Ils ne se parlent plus depuis bien longtemps, mais viennent témoigner sur la scène de ce qu'ils
sont, ce à quoi ils aspirent, la frustration et les désirs. Et il s'agit bien de désir : Koltès est l'auteur
du désir, du souffle —sa filiation shakespearienne—, des corps, et d'une phrase qui ressemble à
un battement de coeur au bord de la rupture.
Dans ce contexte, le plus important est l'échange qui s'écrit au cours de la représentation entre
l'acteur et le spectateur.
Comme il en témoigne lors d'une de ses interviews, en parlant de la représentation de son oeuvre :
la scène pourrait être presque vide, à part l'acteur et le texte.
Sallinger est une matière à la fois brute et poétique. Une écriture rythmique, musicale. Koltès disait
qu'il aimait le jazz et le rap. Dans cette pièce, il y a cette dynamique, un tempo qui n'est pas sans
rappeler les coups de caisse claire du jazz, et la lourde rythmique d'un groupe comme The Roots.

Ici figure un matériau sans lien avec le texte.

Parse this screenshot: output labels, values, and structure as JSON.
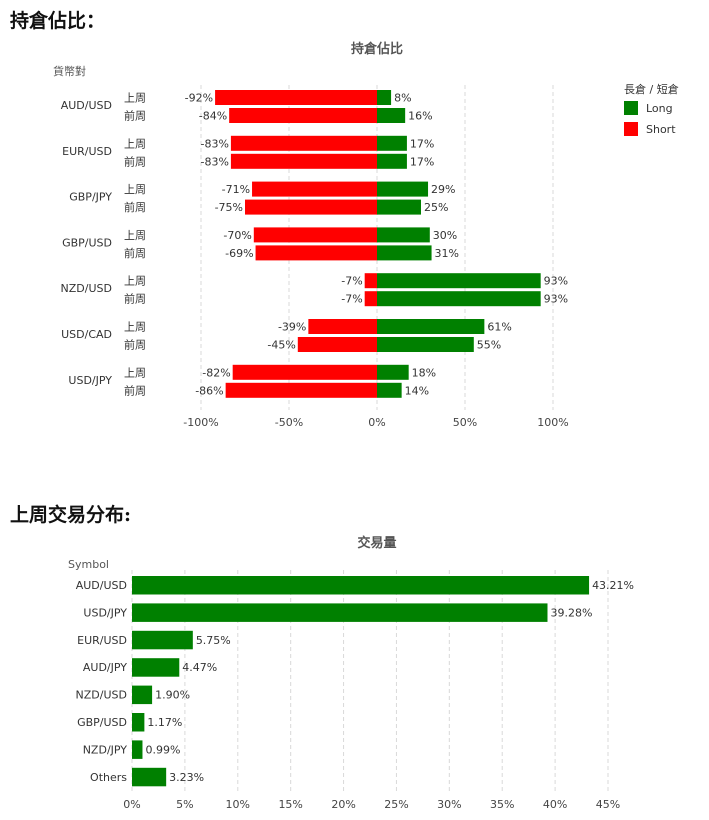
{
  "headings": {
    "position_ratio": "持倉佔比：",
    "trade_distribution": "上周交易分布:"
  },
  "chart_data": [
    {
      "type": "bar",
      "orientation": "horizontal",
      "stacked": "diverging",
      "title": "持倉佔比",
      "ylabel": "貨幣對",
      "categories": [
        "AUD/USD",
        "EUR/USD",
        "GBP/JPY",
        "GBP/USD",
        "NZD/USD",
        "USD/CAD",
        "USD/JPY"
      ],
      "sub_categories": [
        "上周",
        "前周"
      ],
      "xlim": [
        -100,
        100
      ],
      "xticks": [
        -100,
        -50,
        0,
        50,
        100
      ],
      "xtick_labels": [
        "-100%",
        "-50%",
        "0%",
        "50%",
        "100%"
      ],
      "legend": {
        "title": "長倉 / 短倉",
        "position": "top-right",
        "entries": [
          {
            "label": "Long",
            "color": "#008000"
          },
          {
            "label": "Short",
            "color": "#ff0000"
          }
        ]
      },
      "series": [
        {
          "name": "Long",
          "color": "#008000",
          "values": [
            [
              8,
              16
            ],
            [
              17,
              17
            ],
            [
              29,
              25
            ],
            [
              30,
              31
            ],
            [
              93,
              93
            ],
            [
              61,
              55
            ],
            [
              18,
              14
            ]
          ]
        },
        {
          "name": "Short",
          "color": "#ff0000",
          "values": [
            [
              -92,
              -84
            ],
            [
              -83,
              -83
            ],
            [
              -71,
              -75
            ],
            [
              -70,
              -69
            ],
            [
              -7,
              -7
            ],
            [
              -39,
              -45
            ],
            [
              -82,
              -86
            ]
          ]
        }
      ],
      "grid": "vertical-dashed"
    },
    {
      "type": "bar",
      "orientation": "horizontal",
      "title": "交易量",
      "ylabel": "Symbol",
      "categories": [
        "AUD/USD",
        "USD/JPY",
        "EUR/USD",
        "AUD/JPY",
        "NZD/USD",
        "GBP/USD",
        "NZD/JPY",
        "Others"
      ],
      "values": [
        43.21,
        39.28,
        5.75,
        4.47,
        1.9,
        1.17,
        0.99,
        3.23
      ],
      "value_labels": [
        "43.21%",
        "39.28%",
        "5.75%",
        "4.47%",
        "1.90%",
        "1.17%",
        "0.99%",
        "3.23%"
      ],
      "color": "#008000",
      "xlim": [
        0,
        45
      ],
      "xticks": [
        0,
        5,
        10,
        15,
        20,
        25,
        30,
        35,
        40,
        45
      ],
      "xtick_labels": [
        "0%",
        "5%",
        "10%",
        "15%",
        "20%",
        "25%",
        "30%",
        "35%",
        "40%",
        "45%"
      ],
      "grid": "vertical-dashed"
    }
  ]
}
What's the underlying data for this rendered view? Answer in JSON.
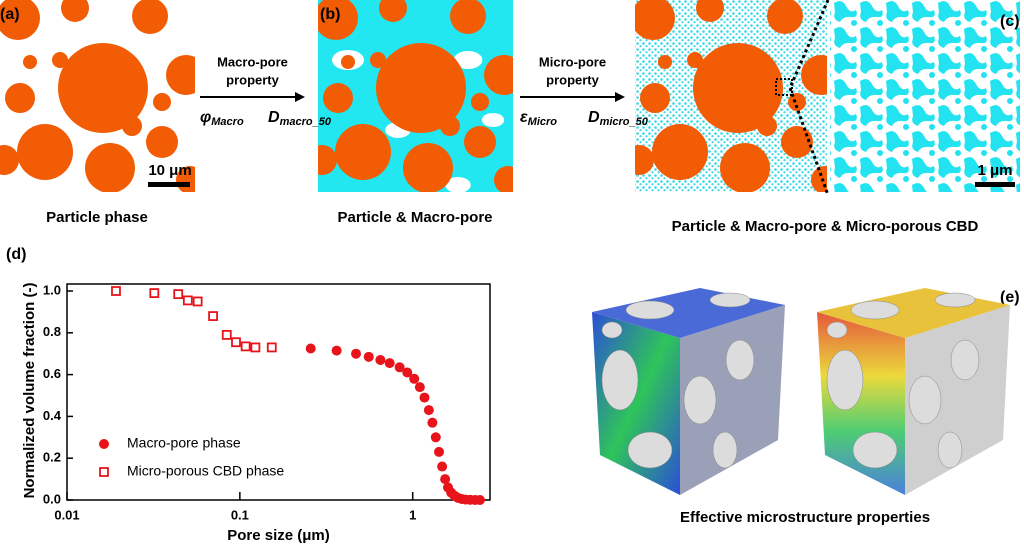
{
  "panels": {
    "a": {
      "label": "(a)",
      "scale_bar": "10 μm",
      "caption": "Particle phase"
    },
    "b": {
      "label": "(b)",
      "caption": "Particle & Macro-pore"
    },
    "c": {
      "label": "(c)",
      "scale_bar": "1 μm",
      "caption": "Particle & Macro-pore & Micro-porous CBD"
    },
    "d": {
      "label": "(d)"
    },
    "e": {
      "label": "(e)",
      "caption": "Effective microstructure properties"
    }
  },
  "arrows": [
    {
      "lines": [
        "Macro-pore",
        "property"
      ],
      "params": [
        {
          "symbol": "φ",
          "sub": "Macro"
        },
        {
          "symbol": "D",
          "sub": "macro_50"
        }
      ]
    },
    {
      "lines": [
        "Micro-pore",
        "property"
      ],
      "params": [
        {
          "symbol": "ε",
          "sub": "Micro"
        },
        {
          "symbol": "D",
          "sub": "micro_50"
        }
      ]
    }
  ],
  "chart_data": {
    "type": "scatter",
    "xlabel": "Pore size (μm)",
    "ylabel": "Normalized volume fraction (-)",
    "xscale": "log",
    "xlim": [
      0.01,
      2.8
    ],
    "xticks": [
      0.01,
      0.1,
      1
    ],
    "ylim": [
      0,
      1
    ],
    "yticks": [
      {
        "value": 0,
        "label": "0.0"
      },
      0.2,
      0.4,
      0.6,
      0.8,
      {
        "value": 1,
        "label": "1.0"
      }
    ],
    "legend": "lower left",
    "series": [
      {
        "name": "Macro-pore phase",
        "color": "#e8141b",
        "marker": "filled-circle",
        "x": [
          0.257,
          0.363,
          0.47,
          0.557,
          0.65,
          0.736,
          0.84,
          0.93,
          1.02,
          1.1,
          1.17,
          1.24,
          1.3,
          1.36,
          1.42,
          1.48,
          1.54,
          1.6,
          1.67,
          1.75,
          1.83,
          1.92,
          2.02,
          2.15,
          2.3,
          2.45
        ],
        "values": [
          0.725,
          0.715,
          0.7,
          0.685,
          0.67,
          0.655,
          0.635,
          0.61,
          0.58,
          0.54,
          0.49,
          0.43,
          0.37,
          0.3,
          0.23,
          0.16,
          0.1,
          0.06,
          0.035,
          0.02,
          0.01,
          0.005,
          0.002,
          0.001,
          0,
          0
        ]
      },
      {
        "name": "Micro-porous CBD phase",
        "color": "#e8141b",
        "marker": "open-square",
        "x": [
          0.0192,
          0.032,
          0.044,
          0.05,
          0.057,
          0.07,
          0.084,
          0.095,
          0.108,
          0.123,
          0.153
        ],
        "values": [
          1.0,
          0.99,
          0.985,
          0.955,
          0.95,
          0.88,
          0.79,
          0.755,
          0.735,
          0.73,
          0.73
        ]
      }
    ]
  }
}
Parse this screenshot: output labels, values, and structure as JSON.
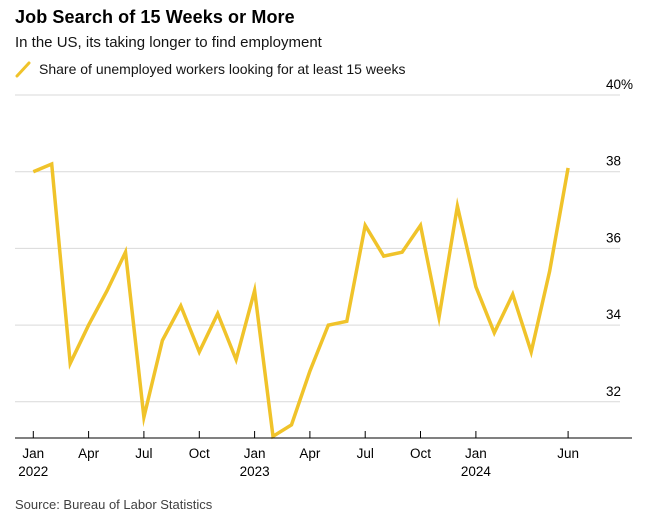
{
  "header": {
    "title": "Job Search of 15 Weeks or More",
    "subtitle": "In the US, its taking longer to find employment"
  },
  "legend": {
    "swatch_color": "#F0C32A",
    "label": "Share of unemployed workers looking for at least 15 weeks"
  },
  "chart_data": {
    "type": "line",
    "title": "Job Search of 15 Weeks or More",
    "subtitle": "In the US, its taking longer to find employment",
    "unit": "%",
    "ylim": [
      31,
      40.3
    ],
    "grid": "horizontal",
    "legend_position": "top-left",
    "gridline_color": "#d9d9d9",
    "axis_color": "#000000",
    "x": [
      "Jan 2022",
      "Feb 2022",
      "Mar 2022",
      "Apr 2022",
      "May 2022",
      "Jun 2022",
      "Jul 2022",
      "Aug 2022",
      "Sep 2022",
      "Oct 2022",
      "Nov 2022",
      "Dec 2022",
      "Jan 2023",
      "Feb 2023",
      "Mar 2023",
      "Apr 2023",
      "May 2023",
      "Jun 2023",
      "Jul 2023",
      "Aug 2023",
      "Sep 2023",
      "Oct 2023",
      "Nov 2023",
      "Dec 2023",
      "Jan 2024",
      "Feb 2024",
      "Mar 2024",
      "Apr 2024",
      "May 2024",
      "Jun 2024"
    ],
    "series": [
      {
        "name": "Share of unemployed workers looking for at least 15 weeks",
        "color": "#F0C32A",
        "values": [
          38.0,
          38.2,
          33.0,
          34.0,
          34.9,
          35.9,
          31.6,
          33.6,
          34.5,
          33.3,
          34.3,
          33.1,
          34.9,
          31.1,
          31.4,
          32.8,
          34.0,
          34.1,
          36.6,
          35.8,
          35.9,
          36.6,
          34.2,
          37.1,
          35.0,
          33.8,
          34.8,
          33.3,
          35.4,
          38.1
        ]
      }
    ],
    "y_ticks": [
      {
        "value": 40,
        "label": "40%"
      },
      {
        "value": 38,
        "label": "38"
      },
      {
        "value": 36,
        "label": "36"
      },
      {
        "value": 34,
        "label": "34"
      },
      {
        "value": 32,
        "label": "32"
      }
    ],
    "x_ticks": [
      {
        "index": 0,
        "label": "Jan",
        "year": "2022"
      },
      {
        "index": 3,
        "label": "Apr",
        "year": ""
      },
      {
        "index": 6,
        "label": "Jul",
        "year": ""
      },
      {
        "index": 9,
        "label": "Oct",
        "year": ""
      },
      {
        "index": 12,
        "label": "Jan",
        "year": "2023"
      },
      {
        "index": 15,
        "label": "Apr",
        "year": ""
      },
      {
        "index": 18,
        "label": "Jul",
        "year": ""
      },
      {
        "index": 21,
        "label": "Oct",
        "year": ""
      },
      {
        "index": 24,
        "label": "Jan",
        "year": "2024"
      },
      {
        "index": 29,
        "label": "Jun",
        "year": ""
      }
    ]
  },
  "source": {
    "label": "Source: Bureau of Labor Statistics"
  }
}
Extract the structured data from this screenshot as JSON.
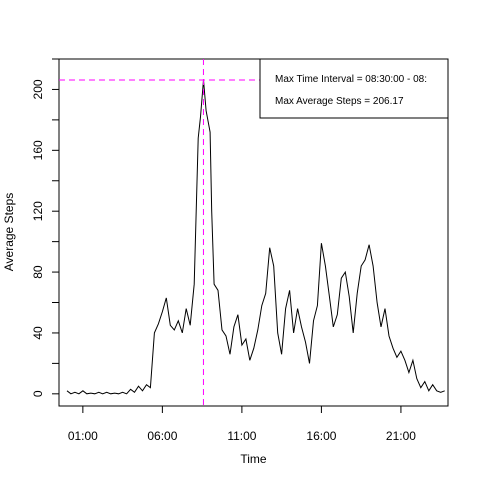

C'est un mouvement très direct comme dans le stand up.
Cela me fait penser au Lenny de Bob Fosse : l'énergie de ce provocateur, joué par Dustin
Hoffman, qui bouscule sans fard la salle. On pourrait aussi rapprocher Al, le père dans Sallinger,
de ce vieux boxeur dans les premiers plans de Raging Bull qui raconte quelques blagues dans un
petit club minable.
l'image et le verbe
Quand j'évoque l'oeuvre de Koltès, je ne peux m'empêcher de parler du cinéma américain. Sans
doute parce que lui-même a passé plus de temps, selon ses dires, dans les salles obscures que
dans les salles de théâtre.
Sallinger a ce quelque chose dans l'écriture qui nous rapproche du 7ème art comme une
profondeur de champs, un cut brutal, la forme des ellipses et des plans séquences.
Mais après avoir capté une construction cinématographique, l'oeuvre joue avec les règles du théâtre. Il y a finalement peu de fiction. La dose nécessaire à la compréhension de la fable. Et tout se joue au présent.
Il choisit d'ailleurs de nous montrer - ou de démonter - les mécanismes de la fiction quand par exemple, Leslie décrit la manière de faire apparaître un flic imaginaire. Ou encore en faisant revenir le fantôme du Rouquin. Qui croira à l'existence d'un fantôme au théâtre… sauf si d'un commun accord nous acceptons d'être au théâtre.
de la tragédie shakespearienne
Koltès est sans doute l'auteur français du XXème siècle qui a le plus tiré parti de l'écriture
shakespearienne. Il pourrait être un petit-fils de William de par la syntaxe, la longueur des phrases,
le lyrisme - qui, selon moi, a toujours été une grande qualité - et cette manière si subtile d'écrire le
particulier avec le monde en perspective.
Nous pouvons rire de l'insolence d'un fantôme et être bouleversés par les errances de son frère,
un jeune acteur, mais il y a toujours, de manière sous-jacente, les forces de questions politiques
ou philosophiques.
Je sais que l'auteur s'en est défendu. Et tant mieux. La poésie des textes en aurait été altérée.
Mais c'est peut-être à cet endroit précis que naît le tragique chez Koltès. Dans cette volonté
d'écrire des histoires simples mais tellement poreuses à son temps.
Car ce qu'écrit Koltès, ce ne sont pas des drames mais des tragédies au sens le plus grec du
terme : un chemin qui mène à la mort. Et Sallinger ne fait pas figure d'exception dans l'oeuvre.
C'est une poétique tragique du deuil de la famille et de la guerre.
scénographie
Un espace simple où l'on voit la structure du théâtre : l'évocation d'un salon (un tapis, une vieille
lampe, le fauteuil d'Al, une chaise pour Ma), un morceau d'échafaudage pour un pont new-yorkais,
un cercueil rouge sur roulette pour le Rouquin, des mannequins démembrés pour le champ de
bataille… Une télé dont on ne voit pas l'écran et qui diffuse des infos en continu. S'il y a un
semblant de neige, elle tombe à vue.
Surtout ne pas cacher le théâtre. Le laisser nu.
musique
Avec Vincent Artaud, le compositeur avec qui je travaille depuis maintenant dix ans, nous avons imaginé pouvoir enregistrer avec medium band, un jazz lourd proche du film noir. Et parallèlement, nous travaillerons à une bibliothèque de samples avec un DJ dont les scratches et le son se rapprochent des groupes de rap des années 80-90.